The number and sites of implants (Flanagan, 2005) and the material of the superstructure (Favot et al., 2014) also affected the stress on the jaw and prosthesis. Comparing models 1 and 4 with model 7, it can be seen that the implant-supported fixed denture with six implants and without any cantilever has a more excellent biomechanical environment and the maximum stress values on the neck of implants (36 and 46), and the superstructures in models 1 and 4 are all smaller than those (35 and 45) in model 7, so avoiding or reducing cantilever length of the superstructure can be more conducive to the stress dispersion (McCartney, 1992). Moreover, in any framework, stress values of prostheses and mesial implants increased as the distal implants were more distally located. This is mainly because the physiological bending of the mandible occurs in the distal segment of the mandibular foramen (Sivaraman et al., 2016), and there is more span in the anterior segment of the superstructure as the distal implant position is remote, which is more detrimental to the preservation of the bone in the anterior segment of the mandible. Regarding the material of the superstructure, titanium was widely used for edentulous fixed implant frameworks due to its similar elastic modulus to the bone. In line with Favot et al. (2014), the stresses on the restorations of all seven models of the titanium group were lower than those of the zirconia group. This indicated that when subjected to the same stress, the titanium framework was more adapted to the physiological bending of the mandible than the zirconia framework, thus leading to fewer mechanical complications.

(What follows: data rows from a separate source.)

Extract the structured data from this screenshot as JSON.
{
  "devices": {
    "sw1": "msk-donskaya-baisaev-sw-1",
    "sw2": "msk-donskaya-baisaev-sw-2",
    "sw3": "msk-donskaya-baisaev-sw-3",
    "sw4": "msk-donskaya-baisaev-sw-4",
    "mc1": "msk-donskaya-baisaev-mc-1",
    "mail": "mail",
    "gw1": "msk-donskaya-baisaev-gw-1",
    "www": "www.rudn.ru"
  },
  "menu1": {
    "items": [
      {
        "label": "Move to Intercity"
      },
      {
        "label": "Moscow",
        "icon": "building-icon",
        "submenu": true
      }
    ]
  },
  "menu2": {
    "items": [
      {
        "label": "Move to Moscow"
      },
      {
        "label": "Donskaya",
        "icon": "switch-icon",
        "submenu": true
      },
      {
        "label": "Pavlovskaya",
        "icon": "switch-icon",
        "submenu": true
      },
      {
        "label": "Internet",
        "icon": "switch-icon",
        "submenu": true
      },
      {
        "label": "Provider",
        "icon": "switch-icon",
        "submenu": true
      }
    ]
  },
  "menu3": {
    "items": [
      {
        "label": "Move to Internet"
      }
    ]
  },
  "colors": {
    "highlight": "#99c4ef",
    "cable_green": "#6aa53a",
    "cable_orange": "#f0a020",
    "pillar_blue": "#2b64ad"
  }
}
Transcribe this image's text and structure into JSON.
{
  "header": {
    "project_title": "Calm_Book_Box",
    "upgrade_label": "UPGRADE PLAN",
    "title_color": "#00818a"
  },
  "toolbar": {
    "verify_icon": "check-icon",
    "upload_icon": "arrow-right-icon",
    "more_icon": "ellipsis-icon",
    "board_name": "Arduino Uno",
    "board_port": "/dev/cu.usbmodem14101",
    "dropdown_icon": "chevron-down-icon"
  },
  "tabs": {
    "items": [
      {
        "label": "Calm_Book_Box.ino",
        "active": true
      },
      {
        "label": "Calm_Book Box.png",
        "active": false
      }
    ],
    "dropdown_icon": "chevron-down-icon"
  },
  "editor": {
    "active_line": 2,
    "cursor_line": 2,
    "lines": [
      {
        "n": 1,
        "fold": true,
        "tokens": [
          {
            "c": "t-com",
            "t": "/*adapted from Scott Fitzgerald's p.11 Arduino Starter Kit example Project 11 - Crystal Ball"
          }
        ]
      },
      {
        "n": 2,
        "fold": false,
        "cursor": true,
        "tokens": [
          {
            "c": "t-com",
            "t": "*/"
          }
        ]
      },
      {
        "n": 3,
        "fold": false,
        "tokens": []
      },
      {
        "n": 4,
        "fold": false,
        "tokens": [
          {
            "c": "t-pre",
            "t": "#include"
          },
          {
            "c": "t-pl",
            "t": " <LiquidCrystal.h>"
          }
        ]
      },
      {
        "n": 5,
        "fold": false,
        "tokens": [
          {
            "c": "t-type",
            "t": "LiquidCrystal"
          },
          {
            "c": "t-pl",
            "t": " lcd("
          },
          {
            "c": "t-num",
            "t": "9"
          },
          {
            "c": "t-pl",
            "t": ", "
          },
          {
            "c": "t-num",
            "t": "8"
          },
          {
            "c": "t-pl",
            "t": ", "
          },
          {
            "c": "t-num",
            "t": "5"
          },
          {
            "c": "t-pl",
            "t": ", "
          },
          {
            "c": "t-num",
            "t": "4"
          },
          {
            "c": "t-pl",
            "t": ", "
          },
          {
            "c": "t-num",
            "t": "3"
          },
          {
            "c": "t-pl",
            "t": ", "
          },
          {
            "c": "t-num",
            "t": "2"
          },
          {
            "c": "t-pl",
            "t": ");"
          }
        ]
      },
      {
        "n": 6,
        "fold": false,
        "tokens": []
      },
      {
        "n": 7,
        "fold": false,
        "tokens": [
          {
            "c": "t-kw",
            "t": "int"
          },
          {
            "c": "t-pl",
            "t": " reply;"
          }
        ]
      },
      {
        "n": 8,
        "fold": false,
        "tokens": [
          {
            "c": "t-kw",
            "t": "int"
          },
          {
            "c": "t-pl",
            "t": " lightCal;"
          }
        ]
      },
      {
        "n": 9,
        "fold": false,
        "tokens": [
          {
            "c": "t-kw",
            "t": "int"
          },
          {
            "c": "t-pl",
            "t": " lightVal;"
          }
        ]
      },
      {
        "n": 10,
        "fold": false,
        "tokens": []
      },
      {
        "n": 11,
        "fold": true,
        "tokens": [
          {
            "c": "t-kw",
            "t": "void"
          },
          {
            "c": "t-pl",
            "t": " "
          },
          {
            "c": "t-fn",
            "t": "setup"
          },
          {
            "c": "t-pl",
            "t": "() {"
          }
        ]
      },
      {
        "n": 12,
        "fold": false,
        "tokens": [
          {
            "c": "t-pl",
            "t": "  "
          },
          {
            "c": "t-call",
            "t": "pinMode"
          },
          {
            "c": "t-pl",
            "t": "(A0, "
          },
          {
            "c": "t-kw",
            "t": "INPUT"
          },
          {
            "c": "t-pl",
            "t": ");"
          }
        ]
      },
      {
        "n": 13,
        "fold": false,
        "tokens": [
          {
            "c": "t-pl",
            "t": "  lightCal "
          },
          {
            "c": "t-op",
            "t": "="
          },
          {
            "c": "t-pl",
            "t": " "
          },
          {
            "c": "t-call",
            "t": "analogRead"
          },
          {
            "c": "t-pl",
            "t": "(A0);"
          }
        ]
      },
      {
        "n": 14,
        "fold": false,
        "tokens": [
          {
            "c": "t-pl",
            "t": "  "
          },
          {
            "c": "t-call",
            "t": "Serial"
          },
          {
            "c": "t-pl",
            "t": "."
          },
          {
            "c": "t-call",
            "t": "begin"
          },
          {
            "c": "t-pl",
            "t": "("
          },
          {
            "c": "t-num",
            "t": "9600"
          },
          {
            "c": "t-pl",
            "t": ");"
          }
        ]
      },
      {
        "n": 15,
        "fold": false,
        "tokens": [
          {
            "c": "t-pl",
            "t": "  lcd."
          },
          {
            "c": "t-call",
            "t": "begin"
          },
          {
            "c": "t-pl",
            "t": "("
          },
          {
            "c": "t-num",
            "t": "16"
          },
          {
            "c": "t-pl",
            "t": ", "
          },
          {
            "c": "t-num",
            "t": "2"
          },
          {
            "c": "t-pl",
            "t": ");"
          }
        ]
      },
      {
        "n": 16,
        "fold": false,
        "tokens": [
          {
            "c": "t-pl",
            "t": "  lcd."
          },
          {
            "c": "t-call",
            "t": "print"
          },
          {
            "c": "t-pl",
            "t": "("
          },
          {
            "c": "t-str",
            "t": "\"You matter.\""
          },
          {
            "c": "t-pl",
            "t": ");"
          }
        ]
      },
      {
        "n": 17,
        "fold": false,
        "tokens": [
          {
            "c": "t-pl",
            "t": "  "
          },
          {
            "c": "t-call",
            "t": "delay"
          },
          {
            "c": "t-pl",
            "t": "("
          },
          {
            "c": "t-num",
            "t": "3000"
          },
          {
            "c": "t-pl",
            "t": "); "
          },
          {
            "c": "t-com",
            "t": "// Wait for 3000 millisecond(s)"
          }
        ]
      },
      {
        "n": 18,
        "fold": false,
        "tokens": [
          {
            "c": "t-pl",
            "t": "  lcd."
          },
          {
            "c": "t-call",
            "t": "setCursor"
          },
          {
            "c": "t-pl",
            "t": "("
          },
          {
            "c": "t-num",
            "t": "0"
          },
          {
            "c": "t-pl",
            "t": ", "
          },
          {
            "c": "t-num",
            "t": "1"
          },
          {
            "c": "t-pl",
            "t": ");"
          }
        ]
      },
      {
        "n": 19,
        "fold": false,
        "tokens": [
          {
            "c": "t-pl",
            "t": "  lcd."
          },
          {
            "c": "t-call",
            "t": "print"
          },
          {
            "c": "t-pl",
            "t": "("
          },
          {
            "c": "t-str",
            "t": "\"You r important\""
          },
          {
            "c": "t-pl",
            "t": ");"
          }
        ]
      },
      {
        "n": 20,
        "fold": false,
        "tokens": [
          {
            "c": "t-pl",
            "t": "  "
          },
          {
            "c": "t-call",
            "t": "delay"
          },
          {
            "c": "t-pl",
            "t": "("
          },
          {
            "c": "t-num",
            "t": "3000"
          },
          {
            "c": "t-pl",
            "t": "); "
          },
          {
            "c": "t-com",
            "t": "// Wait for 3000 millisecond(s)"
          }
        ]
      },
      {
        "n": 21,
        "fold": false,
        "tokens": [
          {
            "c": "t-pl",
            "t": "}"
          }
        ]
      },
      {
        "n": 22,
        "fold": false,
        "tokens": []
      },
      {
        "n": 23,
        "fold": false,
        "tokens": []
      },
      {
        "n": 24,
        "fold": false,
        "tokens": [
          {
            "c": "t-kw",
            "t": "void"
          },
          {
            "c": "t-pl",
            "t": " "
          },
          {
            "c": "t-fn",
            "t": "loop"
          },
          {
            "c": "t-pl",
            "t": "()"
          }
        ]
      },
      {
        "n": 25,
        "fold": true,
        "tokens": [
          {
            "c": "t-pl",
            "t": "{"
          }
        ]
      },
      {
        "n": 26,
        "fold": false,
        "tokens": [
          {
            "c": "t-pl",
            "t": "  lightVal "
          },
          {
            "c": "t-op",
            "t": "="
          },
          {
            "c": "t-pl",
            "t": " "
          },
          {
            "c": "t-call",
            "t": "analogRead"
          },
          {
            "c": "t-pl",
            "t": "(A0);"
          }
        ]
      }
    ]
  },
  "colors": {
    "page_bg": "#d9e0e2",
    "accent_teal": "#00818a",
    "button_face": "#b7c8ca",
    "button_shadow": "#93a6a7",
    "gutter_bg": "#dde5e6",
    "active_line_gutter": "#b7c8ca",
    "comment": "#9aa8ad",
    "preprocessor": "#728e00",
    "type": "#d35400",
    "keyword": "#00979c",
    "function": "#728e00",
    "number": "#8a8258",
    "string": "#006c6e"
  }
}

Nonetheless, there are still some limitations to this study. For the experimental method of three-dimensional finite element, it is not possible for a mathematical/computational model to reproduce all biological characteristics as exactly as possible, and the FEA must simplify the design of materials, loading, and boundary conditions (Martin-Fernandez et al., 2018). First of all, the superstructure was segmented as 0.5 mm apart from each other, with no contact and no friction between each other. Second, the friction between the implant, central screw and abutment was ignored in this experiment. Considering the aforementioned simplifications and assumptions, the distributional data of this study should be read from a qualitative point of view, instead of a quantitative one, and is only a treatment of the clinical situation.

Conclusion

MF and designs of the implant-supported fixed prostheses of the edentulous mandible are the key factors affecting the stress distribution of the mandibular prosthesis, and the influence degree is different for people with different facial types.

·In the treatment of edentulous jaws, the number of implants should be increased if the positioning of fixtures in the posterior regions is feasible, from an anatomical and surgical point of view, to avoid cantilever and excessive spacing between implants. Choosing a material with a smaller modulus of elasticity for the framework is recommended.

·For the brachyfacial type, it is recommended to choose the one-piece superstructure across the dental arch. For the mesofacial type and the dolichofacial type, it can be selected according to the actual situation. If the patient has a large bite force and oral side function, it is recommended to choose the integrated structure across the dental arch.